Given a large sparse graph, how can we find patterns and
anomalies? Several important applications can be modeled
as large sparse graphs, e.g., network traffic monitoring,
research citation network analysis, social network analysis,
and regulatory networks in genes. Low rank decompositions,
such as SVD and CUR, are powerful techniques for revealing
latent/hidden variables and associated patterns from high
dimensional data. However, those methods often ignore the
sparsity property of the graph, and hence usually incur too
high memory and computational cost to be practical.
We propose a novel method, the Compact Matrix Decomposition
(CMD), to compute sparse low rank approximations.
CMD dramatically reduces both the computation
cost and the space requirements over existing decomposition
methods (SVD, CUR). Using CMD as the key building
block, we further propose procedures to efficiently construct
and analyze dynamic graphs from real-time application
data. We provide theoretical guarantee for our methods,
and present results on two real, large datasets, one on network
flow data (100GB trace of 22K hosts over one month)

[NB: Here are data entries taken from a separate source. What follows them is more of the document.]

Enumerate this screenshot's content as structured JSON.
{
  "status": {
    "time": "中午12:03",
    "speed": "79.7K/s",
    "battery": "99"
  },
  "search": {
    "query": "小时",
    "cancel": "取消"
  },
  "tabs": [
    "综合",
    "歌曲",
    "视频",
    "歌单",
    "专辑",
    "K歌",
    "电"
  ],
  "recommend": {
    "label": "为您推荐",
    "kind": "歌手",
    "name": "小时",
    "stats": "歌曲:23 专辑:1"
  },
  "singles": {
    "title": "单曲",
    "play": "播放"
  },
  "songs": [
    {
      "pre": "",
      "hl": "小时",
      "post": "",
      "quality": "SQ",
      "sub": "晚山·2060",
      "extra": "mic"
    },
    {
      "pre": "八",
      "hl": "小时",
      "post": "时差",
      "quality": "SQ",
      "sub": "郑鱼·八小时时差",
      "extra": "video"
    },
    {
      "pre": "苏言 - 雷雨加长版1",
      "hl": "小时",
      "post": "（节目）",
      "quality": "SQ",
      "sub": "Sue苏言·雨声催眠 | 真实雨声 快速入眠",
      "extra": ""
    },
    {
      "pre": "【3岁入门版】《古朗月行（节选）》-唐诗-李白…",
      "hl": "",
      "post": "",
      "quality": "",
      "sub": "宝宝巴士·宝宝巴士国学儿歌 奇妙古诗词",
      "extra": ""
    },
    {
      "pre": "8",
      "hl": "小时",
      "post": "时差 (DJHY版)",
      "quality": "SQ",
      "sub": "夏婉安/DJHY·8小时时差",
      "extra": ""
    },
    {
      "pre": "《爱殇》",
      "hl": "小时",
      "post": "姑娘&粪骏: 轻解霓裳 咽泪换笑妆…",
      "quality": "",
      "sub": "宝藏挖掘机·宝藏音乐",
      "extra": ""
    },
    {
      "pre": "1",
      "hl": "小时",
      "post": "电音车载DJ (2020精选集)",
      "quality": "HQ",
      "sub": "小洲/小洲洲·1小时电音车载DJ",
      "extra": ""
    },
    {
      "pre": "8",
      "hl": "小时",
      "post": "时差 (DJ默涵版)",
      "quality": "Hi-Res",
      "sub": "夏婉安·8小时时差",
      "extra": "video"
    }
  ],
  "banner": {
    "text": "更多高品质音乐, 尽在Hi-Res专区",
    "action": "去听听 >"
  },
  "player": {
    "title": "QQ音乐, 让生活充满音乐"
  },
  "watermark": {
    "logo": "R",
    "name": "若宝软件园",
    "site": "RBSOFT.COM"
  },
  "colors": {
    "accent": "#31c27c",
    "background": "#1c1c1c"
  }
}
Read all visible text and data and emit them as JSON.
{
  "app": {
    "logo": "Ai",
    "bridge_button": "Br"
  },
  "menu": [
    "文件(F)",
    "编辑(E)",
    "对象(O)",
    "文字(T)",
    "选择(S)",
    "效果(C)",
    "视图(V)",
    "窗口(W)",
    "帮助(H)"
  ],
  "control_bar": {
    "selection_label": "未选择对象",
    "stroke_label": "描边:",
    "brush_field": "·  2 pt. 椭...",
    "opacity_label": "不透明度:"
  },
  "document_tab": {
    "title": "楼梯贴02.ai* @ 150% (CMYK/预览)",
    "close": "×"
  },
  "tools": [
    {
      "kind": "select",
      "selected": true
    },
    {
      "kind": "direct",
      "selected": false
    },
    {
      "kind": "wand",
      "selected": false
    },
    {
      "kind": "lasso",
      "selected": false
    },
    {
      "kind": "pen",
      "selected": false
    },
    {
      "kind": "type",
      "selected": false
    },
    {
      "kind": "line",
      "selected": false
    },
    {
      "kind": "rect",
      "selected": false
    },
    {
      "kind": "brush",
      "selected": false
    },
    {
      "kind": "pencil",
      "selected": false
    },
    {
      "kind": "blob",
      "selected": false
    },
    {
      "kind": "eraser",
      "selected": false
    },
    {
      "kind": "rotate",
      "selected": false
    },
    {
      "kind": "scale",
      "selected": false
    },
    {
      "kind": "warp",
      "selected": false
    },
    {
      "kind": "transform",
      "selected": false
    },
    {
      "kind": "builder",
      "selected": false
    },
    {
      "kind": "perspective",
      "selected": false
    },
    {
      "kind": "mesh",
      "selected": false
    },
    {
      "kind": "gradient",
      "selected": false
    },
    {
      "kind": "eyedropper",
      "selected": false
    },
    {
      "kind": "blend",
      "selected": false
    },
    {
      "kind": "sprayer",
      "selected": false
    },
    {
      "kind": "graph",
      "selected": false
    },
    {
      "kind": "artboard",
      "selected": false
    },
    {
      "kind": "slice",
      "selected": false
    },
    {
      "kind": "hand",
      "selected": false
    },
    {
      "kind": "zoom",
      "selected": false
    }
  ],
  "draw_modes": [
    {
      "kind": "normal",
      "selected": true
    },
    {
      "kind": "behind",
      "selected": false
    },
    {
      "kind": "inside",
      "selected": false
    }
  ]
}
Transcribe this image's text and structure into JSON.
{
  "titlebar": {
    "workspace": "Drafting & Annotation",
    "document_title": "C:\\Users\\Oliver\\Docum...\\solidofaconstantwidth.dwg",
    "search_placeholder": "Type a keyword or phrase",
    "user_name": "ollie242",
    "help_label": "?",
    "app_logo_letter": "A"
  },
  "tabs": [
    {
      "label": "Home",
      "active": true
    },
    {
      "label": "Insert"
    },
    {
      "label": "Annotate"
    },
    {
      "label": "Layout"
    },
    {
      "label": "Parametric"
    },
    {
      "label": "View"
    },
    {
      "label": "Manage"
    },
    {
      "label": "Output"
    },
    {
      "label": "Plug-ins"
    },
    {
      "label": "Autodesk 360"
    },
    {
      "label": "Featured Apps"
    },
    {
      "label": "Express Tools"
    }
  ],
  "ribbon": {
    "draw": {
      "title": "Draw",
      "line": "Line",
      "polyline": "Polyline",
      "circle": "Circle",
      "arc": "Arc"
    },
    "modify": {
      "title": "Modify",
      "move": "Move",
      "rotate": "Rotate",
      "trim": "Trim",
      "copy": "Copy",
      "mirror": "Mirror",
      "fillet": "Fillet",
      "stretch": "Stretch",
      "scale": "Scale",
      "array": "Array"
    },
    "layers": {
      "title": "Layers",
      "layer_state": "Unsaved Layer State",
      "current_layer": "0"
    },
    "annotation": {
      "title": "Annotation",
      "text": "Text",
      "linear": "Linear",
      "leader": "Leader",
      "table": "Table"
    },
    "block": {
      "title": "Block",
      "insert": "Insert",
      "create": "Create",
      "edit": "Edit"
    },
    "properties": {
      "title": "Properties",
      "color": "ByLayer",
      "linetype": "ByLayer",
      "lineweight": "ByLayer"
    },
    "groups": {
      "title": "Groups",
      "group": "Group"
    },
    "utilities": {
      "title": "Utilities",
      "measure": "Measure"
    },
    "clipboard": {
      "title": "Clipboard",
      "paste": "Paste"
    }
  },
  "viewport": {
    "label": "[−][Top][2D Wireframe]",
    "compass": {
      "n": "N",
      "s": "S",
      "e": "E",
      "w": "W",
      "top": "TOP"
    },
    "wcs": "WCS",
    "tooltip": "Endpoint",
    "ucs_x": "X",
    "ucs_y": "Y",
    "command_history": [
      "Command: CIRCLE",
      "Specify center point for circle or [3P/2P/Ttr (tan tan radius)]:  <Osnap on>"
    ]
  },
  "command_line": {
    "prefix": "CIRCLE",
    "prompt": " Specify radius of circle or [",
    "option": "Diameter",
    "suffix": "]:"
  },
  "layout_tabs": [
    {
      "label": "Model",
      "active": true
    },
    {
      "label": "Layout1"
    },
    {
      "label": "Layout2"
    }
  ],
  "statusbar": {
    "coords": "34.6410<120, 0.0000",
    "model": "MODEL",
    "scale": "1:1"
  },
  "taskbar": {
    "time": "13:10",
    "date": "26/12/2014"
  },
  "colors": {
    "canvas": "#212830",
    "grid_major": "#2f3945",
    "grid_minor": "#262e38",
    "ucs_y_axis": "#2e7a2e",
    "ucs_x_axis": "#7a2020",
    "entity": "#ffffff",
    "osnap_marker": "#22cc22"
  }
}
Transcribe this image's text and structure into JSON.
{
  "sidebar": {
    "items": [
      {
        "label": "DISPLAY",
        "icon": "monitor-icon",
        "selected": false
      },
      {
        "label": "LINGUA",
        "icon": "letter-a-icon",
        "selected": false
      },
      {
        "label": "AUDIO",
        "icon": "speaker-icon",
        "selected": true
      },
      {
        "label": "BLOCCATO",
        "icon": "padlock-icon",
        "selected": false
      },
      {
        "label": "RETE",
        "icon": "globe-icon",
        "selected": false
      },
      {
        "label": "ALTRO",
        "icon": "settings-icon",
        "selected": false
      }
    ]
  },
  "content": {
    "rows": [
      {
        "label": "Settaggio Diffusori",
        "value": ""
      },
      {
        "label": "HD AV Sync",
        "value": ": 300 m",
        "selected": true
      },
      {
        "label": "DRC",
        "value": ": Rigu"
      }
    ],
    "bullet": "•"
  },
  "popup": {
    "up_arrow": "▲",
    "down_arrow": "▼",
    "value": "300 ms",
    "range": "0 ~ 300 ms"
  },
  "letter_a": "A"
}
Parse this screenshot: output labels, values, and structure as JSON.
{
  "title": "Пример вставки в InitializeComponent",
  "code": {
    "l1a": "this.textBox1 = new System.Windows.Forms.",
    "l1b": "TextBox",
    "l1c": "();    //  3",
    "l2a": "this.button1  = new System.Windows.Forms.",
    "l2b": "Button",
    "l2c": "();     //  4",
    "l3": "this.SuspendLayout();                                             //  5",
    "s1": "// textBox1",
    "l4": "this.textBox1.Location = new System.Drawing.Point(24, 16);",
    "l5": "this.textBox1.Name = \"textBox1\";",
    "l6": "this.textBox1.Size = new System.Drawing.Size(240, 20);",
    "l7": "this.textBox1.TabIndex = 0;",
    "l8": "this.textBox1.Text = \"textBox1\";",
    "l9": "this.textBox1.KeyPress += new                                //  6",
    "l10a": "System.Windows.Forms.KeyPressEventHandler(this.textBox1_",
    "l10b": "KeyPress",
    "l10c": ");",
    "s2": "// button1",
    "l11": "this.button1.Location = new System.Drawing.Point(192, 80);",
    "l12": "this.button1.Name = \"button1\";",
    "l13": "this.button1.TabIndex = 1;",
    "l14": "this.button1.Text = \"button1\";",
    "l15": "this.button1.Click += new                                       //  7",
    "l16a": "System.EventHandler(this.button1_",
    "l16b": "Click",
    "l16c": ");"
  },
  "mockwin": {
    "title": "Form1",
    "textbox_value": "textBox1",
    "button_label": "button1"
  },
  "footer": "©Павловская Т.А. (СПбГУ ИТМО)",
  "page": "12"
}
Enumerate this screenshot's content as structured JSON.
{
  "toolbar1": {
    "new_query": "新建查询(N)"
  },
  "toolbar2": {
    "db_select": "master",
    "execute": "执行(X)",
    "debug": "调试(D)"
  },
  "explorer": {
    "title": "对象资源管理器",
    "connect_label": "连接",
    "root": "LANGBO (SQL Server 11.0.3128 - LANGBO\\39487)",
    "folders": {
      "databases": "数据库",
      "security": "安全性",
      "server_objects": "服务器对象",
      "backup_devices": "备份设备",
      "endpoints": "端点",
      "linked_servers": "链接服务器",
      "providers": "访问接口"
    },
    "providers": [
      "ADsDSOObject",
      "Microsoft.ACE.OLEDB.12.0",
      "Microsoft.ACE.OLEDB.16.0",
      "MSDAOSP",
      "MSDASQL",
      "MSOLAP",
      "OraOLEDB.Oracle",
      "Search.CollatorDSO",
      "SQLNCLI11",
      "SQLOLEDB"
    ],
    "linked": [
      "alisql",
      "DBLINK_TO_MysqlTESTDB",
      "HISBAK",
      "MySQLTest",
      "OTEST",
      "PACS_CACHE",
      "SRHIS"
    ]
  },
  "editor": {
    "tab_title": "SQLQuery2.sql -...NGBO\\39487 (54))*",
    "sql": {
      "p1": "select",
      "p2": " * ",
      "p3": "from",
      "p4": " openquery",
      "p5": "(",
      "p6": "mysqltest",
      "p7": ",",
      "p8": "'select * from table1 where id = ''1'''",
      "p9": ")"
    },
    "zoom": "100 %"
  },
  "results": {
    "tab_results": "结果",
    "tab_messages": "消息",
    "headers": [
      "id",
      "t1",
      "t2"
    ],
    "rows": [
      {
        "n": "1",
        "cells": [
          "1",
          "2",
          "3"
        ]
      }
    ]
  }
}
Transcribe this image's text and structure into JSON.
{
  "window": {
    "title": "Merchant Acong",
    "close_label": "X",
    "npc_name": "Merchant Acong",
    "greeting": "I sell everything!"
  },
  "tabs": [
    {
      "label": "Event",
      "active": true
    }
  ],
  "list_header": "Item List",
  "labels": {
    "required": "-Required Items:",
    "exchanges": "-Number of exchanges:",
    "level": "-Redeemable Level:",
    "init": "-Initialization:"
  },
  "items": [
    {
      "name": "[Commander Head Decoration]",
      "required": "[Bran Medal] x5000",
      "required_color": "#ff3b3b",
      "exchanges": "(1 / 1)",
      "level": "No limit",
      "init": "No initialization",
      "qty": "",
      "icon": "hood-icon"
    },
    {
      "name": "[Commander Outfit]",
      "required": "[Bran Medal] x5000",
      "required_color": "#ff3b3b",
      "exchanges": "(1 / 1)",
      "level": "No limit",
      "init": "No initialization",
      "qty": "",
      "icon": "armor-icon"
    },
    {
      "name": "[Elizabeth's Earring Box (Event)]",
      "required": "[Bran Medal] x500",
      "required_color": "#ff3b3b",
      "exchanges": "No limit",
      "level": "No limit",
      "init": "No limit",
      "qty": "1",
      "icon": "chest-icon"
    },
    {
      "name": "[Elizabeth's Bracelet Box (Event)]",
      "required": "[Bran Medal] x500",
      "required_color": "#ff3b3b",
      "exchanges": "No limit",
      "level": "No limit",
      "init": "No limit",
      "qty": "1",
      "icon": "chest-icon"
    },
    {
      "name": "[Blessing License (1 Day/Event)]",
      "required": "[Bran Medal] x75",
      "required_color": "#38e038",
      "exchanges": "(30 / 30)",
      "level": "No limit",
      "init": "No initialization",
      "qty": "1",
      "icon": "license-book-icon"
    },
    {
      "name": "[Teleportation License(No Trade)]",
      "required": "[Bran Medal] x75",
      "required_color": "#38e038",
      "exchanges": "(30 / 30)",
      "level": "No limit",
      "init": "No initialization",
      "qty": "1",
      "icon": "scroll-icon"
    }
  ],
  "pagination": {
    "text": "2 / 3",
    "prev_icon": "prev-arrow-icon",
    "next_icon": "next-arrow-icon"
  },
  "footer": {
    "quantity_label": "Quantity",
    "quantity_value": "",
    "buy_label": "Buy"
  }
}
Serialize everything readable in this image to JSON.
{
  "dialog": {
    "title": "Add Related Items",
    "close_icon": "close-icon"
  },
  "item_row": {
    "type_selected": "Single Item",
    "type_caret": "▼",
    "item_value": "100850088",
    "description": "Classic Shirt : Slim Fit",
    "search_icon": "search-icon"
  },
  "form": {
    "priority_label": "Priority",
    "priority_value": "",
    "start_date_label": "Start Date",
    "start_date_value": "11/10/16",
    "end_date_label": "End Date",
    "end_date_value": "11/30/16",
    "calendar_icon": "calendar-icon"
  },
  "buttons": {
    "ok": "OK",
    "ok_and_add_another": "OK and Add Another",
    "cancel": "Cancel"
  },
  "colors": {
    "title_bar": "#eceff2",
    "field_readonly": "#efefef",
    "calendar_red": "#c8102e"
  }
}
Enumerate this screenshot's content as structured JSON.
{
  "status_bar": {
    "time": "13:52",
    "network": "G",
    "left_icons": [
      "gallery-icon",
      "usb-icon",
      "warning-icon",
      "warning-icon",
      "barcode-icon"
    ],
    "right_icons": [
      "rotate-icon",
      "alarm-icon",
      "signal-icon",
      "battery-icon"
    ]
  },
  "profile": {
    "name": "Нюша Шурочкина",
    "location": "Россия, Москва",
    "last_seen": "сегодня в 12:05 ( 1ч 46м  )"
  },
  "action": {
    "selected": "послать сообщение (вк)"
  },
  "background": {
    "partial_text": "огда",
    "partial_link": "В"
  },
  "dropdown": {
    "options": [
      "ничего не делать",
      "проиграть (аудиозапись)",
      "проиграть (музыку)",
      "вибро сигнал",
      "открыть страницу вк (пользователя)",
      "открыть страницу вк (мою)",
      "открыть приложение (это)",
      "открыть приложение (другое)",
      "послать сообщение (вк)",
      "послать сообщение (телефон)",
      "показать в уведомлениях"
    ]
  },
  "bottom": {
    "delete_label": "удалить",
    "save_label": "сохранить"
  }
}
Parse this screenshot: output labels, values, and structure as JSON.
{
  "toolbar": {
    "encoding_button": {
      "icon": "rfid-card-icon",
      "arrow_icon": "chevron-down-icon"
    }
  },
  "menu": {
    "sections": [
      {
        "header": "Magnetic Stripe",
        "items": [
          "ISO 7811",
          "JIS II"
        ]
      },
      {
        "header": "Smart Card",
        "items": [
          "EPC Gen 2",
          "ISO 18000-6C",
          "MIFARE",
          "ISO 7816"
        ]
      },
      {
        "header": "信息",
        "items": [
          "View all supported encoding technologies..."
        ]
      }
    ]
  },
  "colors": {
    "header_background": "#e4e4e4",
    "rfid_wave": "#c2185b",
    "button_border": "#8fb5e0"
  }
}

and one on DBLP (200MB over 25 years).
We show that CMD is often an order of magnitude more
efficient than the state of the art (SVD and CUR): it is over
10X faster, but requires less than 1/10 of the space, for the
same reconstruction accuracy. Finally, we demonstrate how
CMD is used for detecting anomalies and monitoring time-evolving
graphs, in which it successfully detects worm-like
hierarchical scanning patterns in real network data.